At 6:58 PM , Blogger Rick said...

Good post Don. I guess I saw myself in the post since I am one of the growing numbers of your peers who resign without a call and step out of institutional church pastoring. I've had a deep concern about pastors, esp. Cov., who have been wounded by controlling and demanding churches and lay leaders,and less aware of the growing numbers of those who have been wounded by controlling and demanding pastors.

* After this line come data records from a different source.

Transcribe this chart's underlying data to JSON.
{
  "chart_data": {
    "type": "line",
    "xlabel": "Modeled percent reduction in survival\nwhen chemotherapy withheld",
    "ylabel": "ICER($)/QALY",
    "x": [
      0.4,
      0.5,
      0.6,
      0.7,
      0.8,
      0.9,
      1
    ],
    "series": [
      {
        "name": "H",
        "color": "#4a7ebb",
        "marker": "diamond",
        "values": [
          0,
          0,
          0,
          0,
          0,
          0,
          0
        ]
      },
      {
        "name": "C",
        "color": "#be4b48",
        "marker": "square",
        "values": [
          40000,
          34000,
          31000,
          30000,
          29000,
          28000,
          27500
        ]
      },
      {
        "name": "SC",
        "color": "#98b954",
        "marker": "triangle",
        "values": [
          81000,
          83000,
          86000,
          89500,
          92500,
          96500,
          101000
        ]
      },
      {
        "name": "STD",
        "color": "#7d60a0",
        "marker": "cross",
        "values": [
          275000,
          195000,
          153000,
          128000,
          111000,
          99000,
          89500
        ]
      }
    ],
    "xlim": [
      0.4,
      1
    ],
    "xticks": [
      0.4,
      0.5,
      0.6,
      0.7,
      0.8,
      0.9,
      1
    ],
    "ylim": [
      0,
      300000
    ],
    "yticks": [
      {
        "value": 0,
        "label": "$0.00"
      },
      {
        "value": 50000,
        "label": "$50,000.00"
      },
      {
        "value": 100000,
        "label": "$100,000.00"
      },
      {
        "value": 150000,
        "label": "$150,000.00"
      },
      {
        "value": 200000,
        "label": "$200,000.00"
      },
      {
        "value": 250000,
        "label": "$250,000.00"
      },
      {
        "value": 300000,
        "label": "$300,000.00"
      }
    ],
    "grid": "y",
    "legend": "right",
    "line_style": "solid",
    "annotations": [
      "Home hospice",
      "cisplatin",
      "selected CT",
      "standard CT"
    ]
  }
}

Thank God for healthy and healing environments like the church I now serve (where, incidentally, my own ministry involvement is incrementally taking on more pastoral elements) and I thank God for sharp and balanced pastors like yourself. In response to the question you raise - should the DOOM be concerned and become active in trying to address issues like these, I offer a resounding YES. But I consider it unlikely that those kinds of concerns will in fact make it to their agenda. "Covenant Diaspora" like myself perceive that, for DOOM, our absence makes the heart grow blander.

 
At 8:45 PM , Blogger kent said...

I am certain that there more than enough of in the Senior position who find themselves threatened by those who have new ideas and have closer plus on the culture than they do. They are increasingly pressured to make successes out of their churches to meet goals that have been established for them and produce results they hgave no idea how to accomplish. They then take these pressures out on those who serve with and report to them. I have no problkem believing the abusive stories being told. I hope that DOOM does indeed take this issue on.

But I also resonate with the issue of the level of expectations of those who are coming into ministry. What does abusive treatment look like? Expecting them to serve longer than 45 hours per week periodically? To engage in areas of ministry that are less than pleasant or outside of their area of responsibility? To ask then to delay taking the comp day so that a project or program can implemented. Expect that they will be in the office for accountable hours? Giving a monthly report giving an account of how time is spent and what is being accomplished? Those who serve on the committees and ministries of the church are expected to adhere to such guidelines by the companies they work for. Whether or not that is something which is reasonable may not matter, it is simply a fact.

So to answers your questions - yes. Yes to all of them

 
At 3:18 PM , Blogger kathy said...

Yes. Very interesting questions. My experience is that it is a little of both, or to put it another way, difficulty with compromise and respect for our differences. If these differences result in responses of feeling threatened or an attitude of entitlement, there will be conflict. And to add to the the mix of "old" and "young" differences, the responsibility of mediating often falls on lay leadership who are volunteering time out of busy schedules and are not aware of the difficulties until it's too late, or just don't know how to help. So, I would like to see more support available from the denomination when these relationships are forming. Undoubtedly God teaches us lessons from these experiences, but perhaps some woundedness could be prevented with more active support from Covenant leaders who truly care about our established pastors, as well as those bright and shining stars on the rise.

 
At 6:31 PM , Anonymous Anonymous said...

Don, I too am a Covenant Pastor. I graduated NPTS in the 90's. My wife and I would often evaluate our fellow students. We'd think, "Wow, they will have a difficult time in a church" or "He's a good guy, but his wife will give him trouble" or (for many) "They will make great pastors". Within 5yrs. most of the folks we thought would have a tough time were already out of a position. Some who we thought would have a tough time have thrived. Almost all the ones we knew would do well, have. The two factors we thought would make it difficult for people were poor work ethic and lack of social skills.